Une rue de Port-au-Prince dévastée par le violent tremblement de terre du 12 janvier 2010 (archives)

Photo : Reuters / Daniel Aguilar

Radio-Canada

Plusieurs membres de la communauté haïtienne de l'Ontario se souviennent de la catastrophe qui a fait près de 280 000 morts.

Notre dossier Haïti, dix ans après le séisme

Corine Bonheur avait 11 ans le 12 janvier 2010. C’est la première fois que j’étais dans les bras de ma mère et que j’avais peur. J’ai vu les gens crier avec de la poussière sur eux, se souvient-elle. La seule chose qu’on pensait c’est que c’était la fin du monde. On criait Jésus, aidez-nous!

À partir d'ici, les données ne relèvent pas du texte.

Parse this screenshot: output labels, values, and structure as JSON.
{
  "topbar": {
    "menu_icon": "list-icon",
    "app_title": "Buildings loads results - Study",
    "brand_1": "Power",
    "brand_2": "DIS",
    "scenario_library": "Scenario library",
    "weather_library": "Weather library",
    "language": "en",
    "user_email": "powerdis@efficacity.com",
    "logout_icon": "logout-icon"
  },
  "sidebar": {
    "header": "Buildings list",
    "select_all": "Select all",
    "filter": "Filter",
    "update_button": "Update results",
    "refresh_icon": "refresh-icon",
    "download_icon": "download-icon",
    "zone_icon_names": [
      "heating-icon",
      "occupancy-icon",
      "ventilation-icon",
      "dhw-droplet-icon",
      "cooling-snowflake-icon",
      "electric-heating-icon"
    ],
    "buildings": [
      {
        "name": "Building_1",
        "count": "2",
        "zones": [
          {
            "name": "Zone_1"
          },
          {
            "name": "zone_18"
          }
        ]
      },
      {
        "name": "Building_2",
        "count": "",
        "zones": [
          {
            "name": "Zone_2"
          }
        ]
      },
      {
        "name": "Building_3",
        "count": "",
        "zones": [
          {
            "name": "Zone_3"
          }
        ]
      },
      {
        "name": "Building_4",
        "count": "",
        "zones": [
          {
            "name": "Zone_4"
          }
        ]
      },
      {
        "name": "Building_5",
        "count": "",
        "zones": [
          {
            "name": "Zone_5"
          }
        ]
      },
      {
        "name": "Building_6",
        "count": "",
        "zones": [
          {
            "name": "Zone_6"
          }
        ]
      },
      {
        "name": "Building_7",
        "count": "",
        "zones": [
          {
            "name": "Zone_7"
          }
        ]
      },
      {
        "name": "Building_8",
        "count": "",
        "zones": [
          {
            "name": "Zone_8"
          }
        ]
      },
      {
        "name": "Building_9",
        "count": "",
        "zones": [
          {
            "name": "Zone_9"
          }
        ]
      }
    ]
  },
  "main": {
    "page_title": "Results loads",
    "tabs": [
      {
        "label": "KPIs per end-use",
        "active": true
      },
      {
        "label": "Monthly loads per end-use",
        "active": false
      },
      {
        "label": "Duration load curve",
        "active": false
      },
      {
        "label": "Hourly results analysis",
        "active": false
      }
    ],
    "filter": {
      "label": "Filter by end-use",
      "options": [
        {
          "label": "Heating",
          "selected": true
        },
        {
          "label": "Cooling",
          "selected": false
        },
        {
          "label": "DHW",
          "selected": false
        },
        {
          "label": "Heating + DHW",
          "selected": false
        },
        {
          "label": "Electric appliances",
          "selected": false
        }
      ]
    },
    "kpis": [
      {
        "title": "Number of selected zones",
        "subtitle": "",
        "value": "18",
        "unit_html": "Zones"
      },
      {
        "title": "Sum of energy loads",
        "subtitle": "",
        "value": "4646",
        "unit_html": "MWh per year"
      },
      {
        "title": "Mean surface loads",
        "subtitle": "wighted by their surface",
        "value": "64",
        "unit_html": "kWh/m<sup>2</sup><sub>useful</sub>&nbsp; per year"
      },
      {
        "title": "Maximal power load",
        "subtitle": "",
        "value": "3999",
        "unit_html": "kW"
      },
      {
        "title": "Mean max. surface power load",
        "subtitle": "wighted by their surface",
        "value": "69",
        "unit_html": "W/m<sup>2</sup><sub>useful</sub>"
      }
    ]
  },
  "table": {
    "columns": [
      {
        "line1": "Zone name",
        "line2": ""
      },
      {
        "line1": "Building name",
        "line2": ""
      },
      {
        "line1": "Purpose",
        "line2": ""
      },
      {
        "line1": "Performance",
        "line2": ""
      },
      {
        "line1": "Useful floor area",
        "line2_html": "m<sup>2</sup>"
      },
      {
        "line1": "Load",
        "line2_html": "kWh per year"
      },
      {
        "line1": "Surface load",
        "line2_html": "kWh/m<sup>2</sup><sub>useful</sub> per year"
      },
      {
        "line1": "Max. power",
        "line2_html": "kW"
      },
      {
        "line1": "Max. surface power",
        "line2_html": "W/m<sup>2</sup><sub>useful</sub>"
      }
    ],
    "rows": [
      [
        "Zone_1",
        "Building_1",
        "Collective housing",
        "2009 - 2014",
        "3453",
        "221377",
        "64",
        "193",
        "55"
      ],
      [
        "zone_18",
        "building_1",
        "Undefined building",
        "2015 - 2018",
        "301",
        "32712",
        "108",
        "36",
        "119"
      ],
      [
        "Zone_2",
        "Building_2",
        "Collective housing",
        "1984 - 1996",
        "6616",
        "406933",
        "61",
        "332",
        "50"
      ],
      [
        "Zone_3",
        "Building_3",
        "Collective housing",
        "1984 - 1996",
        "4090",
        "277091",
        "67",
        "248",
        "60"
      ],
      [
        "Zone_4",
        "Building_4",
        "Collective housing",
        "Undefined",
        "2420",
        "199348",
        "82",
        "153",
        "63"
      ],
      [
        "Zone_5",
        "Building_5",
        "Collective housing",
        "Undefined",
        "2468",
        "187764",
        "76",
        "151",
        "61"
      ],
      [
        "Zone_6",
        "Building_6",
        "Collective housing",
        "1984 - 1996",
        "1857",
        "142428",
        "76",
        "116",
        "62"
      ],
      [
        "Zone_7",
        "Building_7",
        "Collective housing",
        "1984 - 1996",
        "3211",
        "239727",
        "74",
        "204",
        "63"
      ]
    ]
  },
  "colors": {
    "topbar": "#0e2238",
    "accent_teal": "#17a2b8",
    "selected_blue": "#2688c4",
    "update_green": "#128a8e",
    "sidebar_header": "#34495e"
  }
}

On ne savait pas ce qu'était un tremblement de terre. Pour nous c’était un mot. On pouvait faire une phrase [avec] pour d’autres pays, mais pas pour nous. On ne pensait pas qu’Haïti pouvait avoir un tremblement de terre.

Corine Bonheur
Portrait de Corine Bonheur

Corine Bonheur est née à Port-au-Prince et avait 11 ans au moment du séisme.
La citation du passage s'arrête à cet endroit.